East of the City of Derry on the River Foyle are the Foyle Bridge and Culmore Point and it is here on the northern banks of the river that the Eden Project Foyle will be located.
The project, developed by the Foyle River Gardens charity, is an ambitious plan to transform the banks of the river, linking the Boom Hall and Brook Hall estates and giving the public access to previously inaccessible land. Boom Hall, derelict now, was a grand house built in 1779 where the boom was anchored during the 1689 Siege of Derry. Brook Hall dates from around the same time and is currently a well-maintained demesne.
This exciting development was officially launched this week and promises to be a new riverside cultural and environmental tourist attraction which will transform the waterfront. Eden Project Foyle would be a beacon of cultural tourism and a community asset helping to drive social, economic and environmental regeneration in the city.
The artist’s impressions of the proposed project centrepiece show a spectacular building inspired by Neolithic architecture and connected with a network of walkways. Inside the building would be a performance area and play spaces. Visitors would be able to walk on the roof and take zipwires down to the walkways. The structure would be nestled within the trees and inspired by the forest, with a timber and thatch construction which is light, efficient and low-carbon.
The development intends to rejuvenate the site extending from the Foyle Bridge towards Culmore Point and plans include walled gardens, tree-top and floating walkways, a water activity centre and play areas. The 100-hectare (250-acre) site includes 2.5 kilometres (1.5 miles) of the River Foyle’s bank.
Eden Project International and Foyle River Gardens estimate that the project will cost £67m and will open in summer 2023, with construction beginning in the next 18 months and is projected to directly create more than 170 jobs onsite and within the local supply chain, supporting a further 2,057 from off-site visitor spend, and inject £62m into the regional economy every year.
A charitable trust, the Foyle River Gardens, will own the project which will be operated in partnership with the award-winning environmental and educational charity the Eden Project. The partners were encouraged by the UK and Irish Governments including the project in the recent New Decade, New Approach deal on restoring powersharing to the Northern Ireland Executive.
Eamonn Deane, Chair of the Foyle River Gardens charity, said: “Eden Project Foyle brings together a network of local partners and supporters from universities, businesses, statutory and social organisations to address issues which affect each of us. The relationship with the Eden Project has been built up over the last three years and we are delighted to be able to move this project forward together.”

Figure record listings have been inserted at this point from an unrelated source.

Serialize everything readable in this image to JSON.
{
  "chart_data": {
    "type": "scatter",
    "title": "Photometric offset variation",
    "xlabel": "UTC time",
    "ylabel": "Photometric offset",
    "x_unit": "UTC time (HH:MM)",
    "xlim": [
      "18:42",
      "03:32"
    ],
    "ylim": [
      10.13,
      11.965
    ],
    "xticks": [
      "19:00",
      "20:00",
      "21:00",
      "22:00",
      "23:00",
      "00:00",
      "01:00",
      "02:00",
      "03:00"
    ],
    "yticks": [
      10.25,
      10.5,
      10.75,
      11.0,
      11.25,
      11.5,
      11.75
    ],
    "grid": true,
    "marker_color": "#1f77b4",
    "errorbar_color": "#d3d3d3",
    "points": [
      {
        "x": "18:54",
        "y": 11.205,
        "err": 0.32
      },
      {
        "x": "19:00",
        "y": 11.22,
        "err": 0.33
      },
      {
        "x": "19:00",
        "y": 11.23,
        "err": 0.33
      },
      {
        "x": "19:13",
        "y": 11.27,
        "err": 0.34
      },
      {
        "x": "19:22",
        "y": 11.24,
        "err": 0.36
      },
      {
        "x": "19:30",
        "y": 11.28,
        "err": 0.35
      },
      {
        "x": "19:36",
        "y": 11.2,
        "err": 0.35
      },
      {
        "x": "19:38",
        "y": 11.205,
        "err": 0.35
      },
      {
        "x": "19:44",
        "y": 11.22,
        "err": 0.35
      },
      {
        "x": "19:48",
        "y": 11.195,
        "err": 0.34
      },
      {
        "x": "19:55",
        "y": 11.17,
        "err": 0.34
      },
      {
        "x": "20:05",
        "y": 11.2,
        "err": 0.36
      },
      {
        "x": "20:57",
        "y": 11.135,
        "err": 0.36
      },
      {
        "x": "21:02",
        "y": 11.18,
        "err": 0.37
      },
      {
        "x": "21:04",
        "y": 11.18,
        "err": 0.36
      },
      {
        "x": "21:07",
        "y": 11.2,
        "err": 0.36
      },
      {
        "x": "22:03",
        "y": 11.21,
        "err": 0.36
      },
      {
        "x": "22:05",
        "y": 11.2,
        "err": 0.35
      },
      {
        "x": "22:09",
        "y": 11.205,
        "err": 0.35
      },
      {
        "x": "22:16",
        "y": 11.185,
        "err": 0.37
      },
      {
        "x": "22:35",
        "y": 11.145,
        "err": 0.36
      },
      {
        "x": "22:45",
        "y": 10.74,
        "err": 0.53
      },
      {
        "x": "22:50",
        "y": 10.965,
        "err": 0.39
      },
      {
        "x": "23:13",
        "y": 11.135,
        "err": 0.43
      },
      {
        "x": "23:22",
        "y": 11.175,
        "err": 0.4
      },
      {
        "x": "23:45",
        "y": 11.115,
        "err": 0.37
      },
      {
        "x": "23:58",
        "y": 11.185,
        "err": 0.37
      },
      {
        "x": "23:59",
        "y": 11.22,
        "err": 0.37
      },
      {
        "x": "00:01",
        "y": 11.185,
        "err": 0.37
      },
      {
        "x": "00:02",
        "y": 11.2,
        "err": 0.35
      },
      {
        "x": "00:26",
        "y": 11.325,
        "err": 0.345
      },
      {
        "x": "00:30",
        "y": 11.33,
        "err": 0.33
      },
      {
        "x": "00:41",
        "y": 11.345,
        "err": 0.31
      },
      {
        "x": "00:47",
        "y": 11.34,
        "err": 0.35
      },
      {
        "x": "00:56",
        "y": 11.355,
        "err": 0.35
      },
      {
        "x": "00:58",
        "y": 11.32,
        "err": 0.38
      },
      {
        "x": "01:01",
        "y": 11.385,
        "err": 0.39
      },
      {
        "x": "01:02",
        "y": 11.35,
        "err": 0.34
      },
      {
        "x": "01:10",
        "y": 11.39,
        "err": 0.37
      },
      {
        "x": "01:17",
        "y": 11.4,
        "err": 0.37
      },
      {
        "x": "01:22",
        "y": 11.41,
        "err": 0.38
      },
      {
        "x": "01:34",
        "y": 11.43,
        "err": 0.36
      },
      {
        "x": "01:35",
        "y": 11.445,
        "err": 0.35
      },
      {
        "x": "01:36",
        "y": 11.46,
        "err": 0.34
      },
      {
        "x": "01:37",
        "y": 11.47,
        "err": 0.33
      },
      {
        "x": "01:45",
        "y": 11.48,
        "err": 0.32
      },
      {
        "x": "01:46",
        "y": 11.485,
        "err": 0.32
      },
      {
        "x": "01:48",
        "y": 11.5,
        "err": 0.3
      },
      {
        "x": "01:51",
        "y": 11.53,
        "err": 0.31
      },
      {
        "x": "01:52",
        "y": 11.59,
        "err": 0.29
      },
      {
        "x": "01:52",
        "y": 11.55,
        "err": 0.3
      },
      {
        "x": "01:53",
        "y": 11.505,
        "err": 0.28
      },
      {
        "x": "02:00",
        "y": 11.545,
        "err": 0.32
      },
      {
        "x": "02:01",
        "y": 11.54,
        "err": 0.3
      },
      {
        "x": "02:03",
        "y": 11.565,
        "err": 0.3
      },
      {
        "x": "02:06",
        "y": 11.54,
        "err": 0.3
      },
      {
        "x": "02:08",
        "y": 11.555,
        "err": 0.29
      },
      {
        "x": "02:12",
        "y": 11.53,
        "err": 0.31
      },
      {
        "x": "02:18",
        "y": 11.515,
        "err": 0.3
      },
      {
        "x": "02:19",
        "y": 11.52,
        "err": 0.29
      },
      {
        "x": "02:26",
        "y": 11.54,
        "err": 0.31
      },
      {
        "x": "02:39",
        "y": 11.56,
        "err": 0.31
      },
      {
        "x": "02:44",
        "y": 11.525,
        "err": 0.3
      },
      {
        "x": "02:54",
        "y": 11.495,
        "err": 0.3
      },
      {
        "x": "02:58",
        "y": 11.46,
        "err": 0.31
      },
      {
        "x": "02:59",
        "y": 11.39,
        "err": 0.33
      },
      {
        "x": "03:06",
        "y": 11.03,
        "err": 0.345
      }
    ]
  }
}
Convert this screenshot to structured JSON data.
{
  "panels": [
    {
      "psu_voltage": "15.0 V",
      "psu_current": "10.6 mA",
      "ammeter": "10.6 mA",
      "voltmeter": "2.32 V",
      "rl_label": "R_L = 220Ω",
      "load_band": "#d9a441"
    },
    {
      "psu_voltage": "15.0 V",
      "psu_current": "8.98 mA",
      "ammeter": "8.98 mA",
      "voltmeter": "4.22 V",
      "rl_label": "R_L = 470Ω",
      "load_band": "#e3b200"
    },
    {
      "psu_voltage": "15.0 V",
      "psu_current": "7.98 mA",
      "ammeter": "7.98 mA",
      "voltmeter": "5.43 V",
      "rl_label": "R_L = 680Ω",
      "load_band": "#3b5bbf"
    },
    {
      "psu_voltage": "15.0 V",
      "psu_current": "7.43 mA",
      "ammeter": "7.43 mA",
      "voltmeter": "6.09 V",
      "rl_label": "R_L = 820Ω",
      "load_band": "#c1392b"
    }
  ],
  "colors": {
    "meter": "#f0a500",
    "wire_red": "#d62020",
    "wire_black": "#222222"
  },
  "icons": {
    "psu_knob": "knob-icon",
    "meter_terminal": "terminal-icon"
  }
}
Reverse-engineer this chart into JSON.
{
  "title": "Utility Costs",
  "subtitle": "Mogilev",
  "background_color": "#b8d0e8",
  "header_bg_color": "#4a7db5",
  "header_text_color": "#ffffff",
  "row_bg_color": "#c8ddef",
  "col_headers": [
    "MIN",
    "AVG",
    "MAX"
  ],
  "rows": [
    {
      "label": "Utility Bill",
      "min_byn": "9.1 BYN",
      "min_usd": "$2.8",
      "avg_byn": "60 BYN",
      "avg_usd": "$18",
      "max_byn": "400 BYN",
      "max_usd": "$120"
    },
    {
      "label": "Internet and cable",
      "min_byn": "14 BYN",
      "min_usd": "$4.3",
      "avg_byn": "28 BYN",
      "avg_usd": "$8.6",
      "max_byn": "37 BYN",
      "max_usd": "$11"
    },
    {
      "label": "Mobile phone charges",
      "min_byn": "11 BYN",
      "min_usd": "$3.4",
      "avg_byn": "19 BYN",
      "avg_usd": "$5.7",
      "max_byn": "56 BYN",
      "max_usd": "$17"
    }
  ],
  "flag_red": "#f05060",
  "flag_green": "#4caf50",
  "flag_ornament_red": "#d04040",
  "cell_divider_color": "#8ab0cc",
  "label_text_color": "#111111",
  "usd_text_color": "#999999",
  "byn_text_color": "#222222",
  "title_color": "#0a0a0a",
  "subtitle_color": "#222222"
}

Sir Tim Smit, Co-founder of the Eden Project, said: “We are hugely excited to be working with the Foyle River Gardens in the creation of Eden Project Foyle and believe completely in its transformative capacity to draw visitors to the North West and become a global must-see destination. “Having our project named by the Irish and UK Governments in their New Decade, New Approach document is a huge vote of confidence for the team and we are looking forward to working with our partners in Derry and Donegal to bring this project forward.”
Eden Project is an educational charity and its main goal is to educate the public about the natural world. Eden Project International is the global division of the Eden Project, a landmark attraction in Cornwall which has welcomed more than 21 million visitors and contributed more than £2bn to the regional economy in south-west England.